The Zig build system is pretty good. Here are conventions to make your experience with the build system even better.
First thing, at the top of your fn build, declare a variable called build_steps like so:
pub fn build(b: *std.Build) void {
const build_steps = .{
.run = b.step("run", "Run the executable"),
.@"test" = b.step("test", "Run the tests"),
};
...
}
This serves as a quick, at-a-glance reference for all of the build steps defined in your build.zig. Of course, you could also run zig build --help and inspect the output to determine which build steps exist.
After you declare build_steps, add a defer statement to ensure that your steps actually have dependencies - otherwise it's likely best to prune them, just as Zig encourages you to get rid of unused variables.

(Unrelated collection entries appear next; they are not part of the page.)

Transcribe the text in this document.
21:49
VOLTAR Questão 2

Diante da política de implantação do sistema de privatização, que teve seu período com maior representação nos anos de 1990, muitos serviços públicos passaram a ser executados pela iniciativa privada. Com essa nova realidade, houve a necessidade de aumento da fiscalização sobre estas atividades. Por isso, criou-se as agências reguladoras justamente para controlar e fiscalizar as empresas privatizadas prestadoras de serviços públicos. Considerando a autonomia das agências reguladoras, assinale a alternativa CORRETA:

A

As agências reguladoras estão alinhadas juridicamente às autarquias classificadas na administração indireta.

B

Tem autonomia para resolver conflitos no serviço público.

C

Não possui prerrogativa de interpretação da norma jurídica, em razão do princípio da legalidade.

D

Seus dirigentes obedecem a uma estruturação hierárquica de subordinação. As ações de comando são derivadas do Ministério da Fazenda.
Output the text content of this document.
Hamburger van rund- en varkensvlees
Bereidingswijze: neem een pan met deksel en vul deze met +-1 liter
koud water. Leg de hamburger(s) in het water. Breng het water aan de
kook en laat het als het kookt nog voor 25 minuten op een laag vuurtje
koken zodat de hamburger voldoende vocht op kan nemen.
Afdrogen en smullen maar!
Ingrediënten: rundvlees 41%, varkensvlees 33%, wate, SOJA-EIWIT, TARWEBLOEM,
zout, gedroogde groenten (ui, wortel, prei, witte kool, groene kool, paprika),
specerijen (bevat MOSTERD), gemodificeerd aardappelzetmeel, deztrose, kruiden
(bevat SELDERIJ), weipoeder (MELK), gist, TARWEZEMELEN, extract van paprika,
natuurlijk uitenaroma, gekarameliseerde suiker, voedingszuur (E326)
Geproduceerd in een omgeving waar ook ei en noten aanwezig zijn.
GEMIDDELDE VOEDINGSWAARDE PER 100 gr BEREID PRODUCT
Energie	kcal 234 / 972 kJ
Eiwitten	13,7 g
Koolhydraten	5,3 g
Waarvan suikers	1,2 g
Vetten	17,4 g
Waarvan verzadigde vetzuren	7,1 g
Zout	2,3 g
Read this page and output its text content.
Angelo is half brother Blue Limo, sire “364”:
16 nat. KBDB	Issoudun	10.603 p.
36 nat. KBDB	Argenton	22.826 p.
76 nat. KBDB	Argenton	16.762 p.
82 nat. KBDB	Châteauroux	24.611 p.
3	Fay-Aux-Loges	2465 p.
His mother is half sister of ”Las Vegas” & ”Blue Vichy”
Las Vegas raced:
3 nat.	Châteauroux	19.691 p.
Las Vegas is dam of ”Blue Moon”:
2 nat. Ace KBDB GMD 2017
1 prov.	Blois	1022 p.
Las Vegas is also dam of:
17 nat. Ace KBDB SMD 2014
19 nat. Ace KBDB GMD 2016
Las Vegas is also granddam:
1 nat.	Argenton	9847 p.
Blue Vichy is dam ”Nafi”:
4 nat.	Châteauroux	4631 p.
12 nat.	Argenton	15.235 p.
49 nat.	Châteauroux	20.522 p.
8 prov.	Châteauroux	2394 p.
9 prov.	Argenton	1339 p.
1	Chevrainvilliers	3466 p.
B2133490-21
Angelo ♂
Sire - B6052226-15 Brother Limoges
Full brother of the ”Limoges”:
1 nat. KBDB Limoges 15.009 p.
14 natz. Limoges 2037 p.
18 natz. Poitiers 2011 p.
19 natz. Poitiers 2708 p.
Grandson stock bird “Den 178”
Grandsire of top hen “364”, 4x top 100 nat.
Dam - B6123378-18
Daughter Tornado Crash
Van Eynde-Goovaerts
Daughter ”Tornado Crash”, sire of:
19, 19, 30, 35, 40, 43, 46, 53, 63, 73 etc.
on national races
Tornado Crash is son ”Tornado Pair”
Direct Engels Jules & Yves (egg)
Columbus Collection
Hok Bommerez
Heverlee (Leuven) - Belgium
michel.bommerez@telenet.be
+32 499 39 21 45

pub fn build(b: *std.Build) void {
const build_steps = .{ ... };
defer inline for (@typeInfo(@TypeOf(build_steps)).@"struct".fields) |f| {
if (f.type == *std.Build.Step) {
debug.assert(@field(build_steps, f.name).dependencies.items.len > 0);
}
};
...
}
This can save you time and headaches when adding new steps or modifying your build.zig by ensuring you've properly registered step dependencies for every step defined in build_steps. If your build complains, you know either a step has been misconfigured or isn't needed anymore.
If you don't define build_steps and instead define each of your steps as separate variables, the Zig compiler will already error out if they aren't referenced anywhere, so this almost restores that kind of safety rail for the build_steps struct.